I realize that is not always realistic. I think if they don't discuss the possibility of pregnancy beforehand and she ends up pregnant, then he should have to pay. At that point, it's about what the child needs.
Here's the situation I heard about this weekend that spawned my questions.
40-year-old single man has a job where he travels most of the time and makes good money. He uses a big chunk of his money to pay for round-the-clock care for his parents and disabled brother. He lives very minimally himself so that he is able to do this. Man never wants to get married or have kids and has had a vasectomy. He begins seeing a girl who lives in one of the cities he flies to often for business. They have a sexual relationship for about 3 months. She finds out she's pregnant. A paternity test proves the baby is, in fact, his. She chooses to keep the baby and a judge orders him to pay a huge amount of child support based on his income, thereby affecting his ability to afford the same level care for his parents and disabled brother that he had been doing. He's been trying to get the amount reduced but has been unsuccessful so far.
It's hard for me to be so cut and dry. He did have a vasectomy but because it failed he now has to pay all this money in child support for a child he tried to prevent having. Is it realistic to expect a man to abstain from sex for his whole life just because he might get someone pregnant? We hardly expect our teenagers to abstain from sex until they're out of high school, nevermind financially stable enough to provide for an unplanned child.
It's a sh!t situation for sure. Maybe he could go after the doc that did his vasectomy. Was he following medical orders? Getting in for regular sperm counts to make sure nothing had grown back? Did he use condoms as a back up? No matter what the circumstances he still took the risk. I assume his doctor informed him of the failure potential of a vasectomy.
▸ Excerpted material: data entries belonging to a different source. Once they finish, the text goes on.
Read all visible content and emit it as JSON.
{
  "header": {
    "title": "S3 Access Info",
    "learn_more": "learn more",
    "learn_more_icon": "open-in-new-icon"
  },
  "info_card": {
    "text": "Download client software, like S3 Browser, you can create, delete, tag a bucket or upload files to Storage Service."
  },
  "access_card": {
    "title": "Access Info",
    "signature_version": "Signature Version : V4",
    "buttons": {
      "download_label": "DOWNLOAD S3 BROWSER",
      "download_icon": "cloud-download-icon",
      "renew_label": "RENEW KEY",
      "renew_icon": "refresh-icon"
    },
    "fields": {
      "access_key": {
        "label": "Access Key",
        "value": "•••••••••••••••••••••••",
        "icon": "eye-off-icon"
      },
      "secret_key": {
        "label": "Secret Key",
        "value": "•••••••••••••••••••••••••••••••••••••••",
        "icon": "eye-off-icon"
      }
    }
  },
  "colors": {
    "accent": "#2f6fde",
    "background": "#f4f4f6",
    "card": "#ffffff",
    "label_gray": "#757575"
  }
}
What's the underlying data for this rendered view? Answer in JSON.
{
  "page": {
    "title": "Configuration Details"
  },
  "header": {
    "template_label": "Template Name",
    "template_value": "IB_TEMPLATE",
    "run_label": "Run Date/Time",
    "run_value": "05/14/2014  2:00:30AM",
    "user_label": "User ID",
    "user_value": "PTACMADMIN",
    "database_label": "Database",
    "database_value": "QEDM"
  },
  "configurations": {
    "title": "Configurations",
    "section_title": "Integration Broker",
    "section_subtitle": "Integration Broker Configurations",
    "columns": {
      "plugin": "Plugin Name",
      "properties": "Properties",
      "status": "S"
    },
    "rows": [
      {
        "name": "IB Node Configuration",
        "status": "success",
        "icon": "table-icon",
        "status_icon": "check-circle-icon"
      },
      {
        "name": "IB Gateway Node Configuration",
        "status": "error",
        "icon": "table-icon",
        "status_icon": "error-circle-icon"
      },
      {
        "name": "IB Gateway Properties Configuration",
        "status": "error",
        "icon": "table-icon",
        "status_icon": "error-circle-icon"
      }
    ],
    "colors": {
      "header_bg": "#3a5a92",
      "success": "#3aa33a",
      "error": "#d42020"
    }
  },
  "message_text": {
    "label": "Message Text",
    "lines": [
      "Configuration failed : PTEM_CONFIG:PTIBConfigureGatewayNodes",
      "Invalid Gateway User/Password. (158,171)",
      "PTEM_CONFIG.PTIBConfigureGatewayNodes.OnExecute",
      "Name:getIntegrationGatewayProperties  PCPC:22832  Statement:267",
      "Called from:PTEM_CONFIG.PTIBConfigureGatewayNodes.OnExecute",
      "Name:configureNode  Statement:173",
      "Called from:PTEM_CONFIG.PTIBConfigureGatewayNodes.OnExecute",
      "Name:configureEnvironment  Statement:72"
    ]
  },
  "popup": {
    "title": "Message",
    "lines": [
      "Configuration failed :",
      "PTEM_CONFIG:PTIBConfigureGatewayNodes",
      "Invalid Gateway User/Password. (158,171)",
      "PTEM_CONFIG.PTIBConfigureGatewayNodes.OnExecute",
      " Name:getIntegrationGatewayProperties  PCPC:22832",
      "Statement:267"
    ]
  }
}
You don't have to abstain from "sex" to avoid pregnancy though. There are many things he could be doing with partners to enjoy sex acts while not actually engaging sex that can result in a pregnancy. And I do expect to fully inform my teenager of the consequences that "she" will have to potentially deal with should she choose to have sex. That includes unwanted pregnancy and STDs. She can make the decision to abstain or take the risk while fully informed of what could happen and how it could affect her life. Same goes for any boys I may have in the future.
Did he really? Vasectomies are not full proof. They have a failure rate too. Sometimes they self-reverse.
We don't know if there was a second form, if the girl said she was on BC or anything.
I think the point was it wasn't a measly child support amount. It was enough to where his parents' and brother's care was taking a hit. He's not trying to get out of paying child support, he's trying to get the amount reduced. The mother isn't currently working.
In the eyes of the law, whether he wanted children or not is irrelevant. If he was so concerned about not having a baby, he should have been using back up BC such as condoms as well as asking this woman to use her own BC. He should have been going to the urologist regularly for sperm count checks because I'm sure he was informed that failure is a possibility albeit a remote one. Or he could have abstained. I feel bad for him, but not bad enough to say he should get to ignore his responsibilities. Even though I feel bad for him, I have a hard time believing that someone that takes such good care of his family would really want to ignore the needs of his child whether he wanted this child or not.
Apparently not as there is a baby now. *no sarcasm*
Team....Brandi....Bee?
::head explodes::
How exactly is carrying the pregnancy, giving birth, paying for at least half of the child's care, and raising the child by herself not "accepting the potential outcomes?"